No Estado resgata-se nesta data trazendo a lume a história de violência contra os posseiros da fazenda São João. Um esforço do historiador Pedrinho Alencar para registrar os fatos que marcaram a vida de dezenas de sertanejos do norte goiano. A luta de Pedrinho continua, pois depois de todos estes anos, ainda, não possui o título de sua terra, mora em casa de adobe e foi ameaçado de perder o lote.

Quem conhece o agricultor Pedrinho Alves de Alencar, posseiro no PA São João, município de Palmas, pode acreditar tratar-se de mais um assentado da reforma agrária. Não se engane, pois, Pedrinho, no final da década de 70, participou da resistência e combate às ações dos grileiros da fazenda São João. Refere-se ao conflito fundiário que alarmou o Brasil nos anos de chumbo da ditadura militar. No final daquela década, Pedrinho fez parte da resistência dos camponeses do Norte Goiano contra a violência dos pistoleiros e pressões para deixar as terras, resistiram à coação por parte dos advogados inescrupulosos, à força policial a serviço dos grileiros, a lentidão do judiciário e a omissão atávica dos órgãos de terras. Como legado subsiste os resquícios daquela época, o senso autoritário que continua a permear a realidade difícil dos assentados do Projeto São João. Em que pese os riscos sempre presentes, essa história vem sendo resgatada de forma corajosa pelo líder Pedrinho.

Ele há anos vem coletando, organizando registros da trajetória de luta dos trabalhadores rurais num esforço, muitas vezes solitário, de preservar a memória dos fatos ocorridos com honestidade. Para poder algum dia revelar toda sorte de injustiça social que marcou de forma drástica as vidas daqueles posseiros. Os sertanejos de Porto Nacional, muitas vezes sem sequer saber o porquê daquilo tudo enfrentavam o conluio entre Agentes do Estado e grileiros. Tudo isso, no contexto de abandono à própria sorte e de relativo isolamento. Eles resistiram ao ideário de colonização da Amazônia, de entregar as terras aos empresários do sudeste, muito deles paulistas. 

Os pequenos posseiros de Porto Nacional organizaram-se da forma que era possível e tomaram consciência dos motivos de tanta violência. Esse período de resistência e companheirismo marcou as vidas daquelas pessoas para sempre não só pela dor, mas também pela esperança de conseguirem manter a comunidade unida na luta pela terra. O que foi possível por meio da promissora criação do sindicato de trabalhadores rurais de Porto Nacional.

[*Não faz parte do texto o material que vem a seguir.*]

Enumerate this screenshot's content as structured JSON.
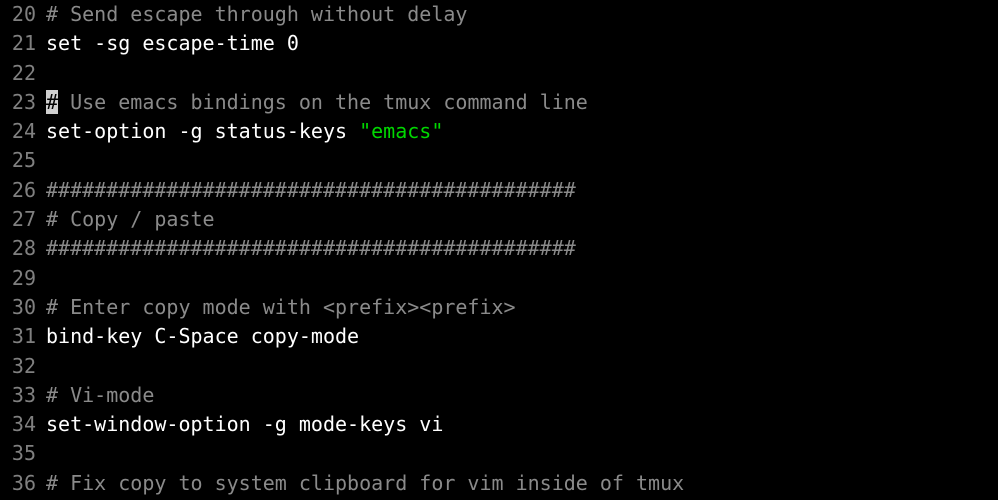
{
  "editor": {
    "lines": [
      {
        "num": "20",
        "tokens": [
          {
            "cls": "comment",
            "text": "# Send escape through without delay"
          }
        ]
      },
      {
        "num": "21",
        "tokens": [
          {
            "cls": "",
            "text": "set -sg escape-time 0"
          }
        ]
      },
      {
        "num": "22",
        "tokens": []
      },
      {
        "num": "23",
        "tokens": [
          {
            "cls": "cursor",
            "text": "#"
          },
          {
            "cls": "comment",
            "text": " Use emacs bindings on the tmux command line"
          }
        ]
      },
      {
        "num": "24",
        "tokens": [
          {
            "cls": "",
            "text": "set-option -g status-keys "
          },
          {
            "cls": "string",
            "text": "\"emacs\""
          }
        ]
      },
      {
        "num": "25",
        "tokens": []
      },
      {
        "num": "26",
        "tokens": [
          {
            "cls": "comment",
            "text": "############################################"
          }
        ]
      },
      {
        "num": "27",
        "tokens": [
          {
            "cls": "comment",
            "text": "# Copy / paste"
          }
        ]
      },
      {
        "num": "28",
        "tokens": [
          {
            "cls": "comment",
            "text": "############################################"
          }
        ]
      },
      {
        "num": "29",
        "tokens": []
      },
      {
        "num": "30",
        "tokens": [
          {
            "cls": "comment",
            "text": "# Enter copy mode with <prefix><prefix>"
          }
        ]
      },
      {
        "num": "31",
        "tokens": [
          {
            "cls": "",
            "text": "bind-key C-Space copy-mode"
          }
        ]
      },
      {
        "num": "32",
        "tokens": []
      },
      {
        "num": "33",
        "tokens": [
          {
            "cls": "comment",
            "text": "# Vi-mode"
          }
        ]
      },
      {
        "num": "34",
        "tokens": [
          {
            "cls": "",
            "text": "set-window-option -g mode-keys vi"
          }
        ]
      },
      {
        "num": "35",
        "tokens": []
      },
      {
        "num": "36",
        "tokens": [
          {
            "cls": "comment",
            "text": "# Fix copy to system clipboard for vim inside of tmux"
          }
        ]
      }
    ]
  }
}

Subjacente a tudo isso, o ideário da colonização da Amazônia, sob manto da falácia “terra sem homem e homem sem terra” alimentou as justificativas para desumanizar os posseiros nativos e considerar aquele espaço incivilizado. Alimentou, no mesmo prumo, o comportamento antiético dos Agentes do Estado, seja em causa própria grilando pra si, seja em conluio com indústria da grilagem, numa verdadeira “terra Nostra”. Em regra, somente após “a limpeza” é que as terras tornam-se um bom ativo para serem vendidas em mercados maiores. Porquanto, os investidores do sul e sudeste em geral não querem “sujar suas mãos”, pelo menos diretamente.

O caso da fazenda São João permite compreender melhor atuação desses personagens e o período obscuro da história relativamente recente do país. Permite obter vestígios das raízes da violência agrária contra o sertanejo no caso do Estado do Tocantins. Em regiões diversas da onde aconteceu a Guerrilha do Araguaia. Permite perscrutar o modus operandi como se utilizava os jagunços contratados por grileiros para realizarem os despejos violentos, incendiar as casas, enfim expulsar os posseiros para assim grilarem as terras, como se fosse um cangaço no cerrado. 

Os posseiros da fazenda São João após todo esse tempo, ainda, não obtiveram o título definitivo de suas posses, continuam como “eternos assentados” da reforma agrária, continuam a mercê das tentativas de grilagem de terras agora dos chamados lotes do Programa Nacional Reforma Agrária.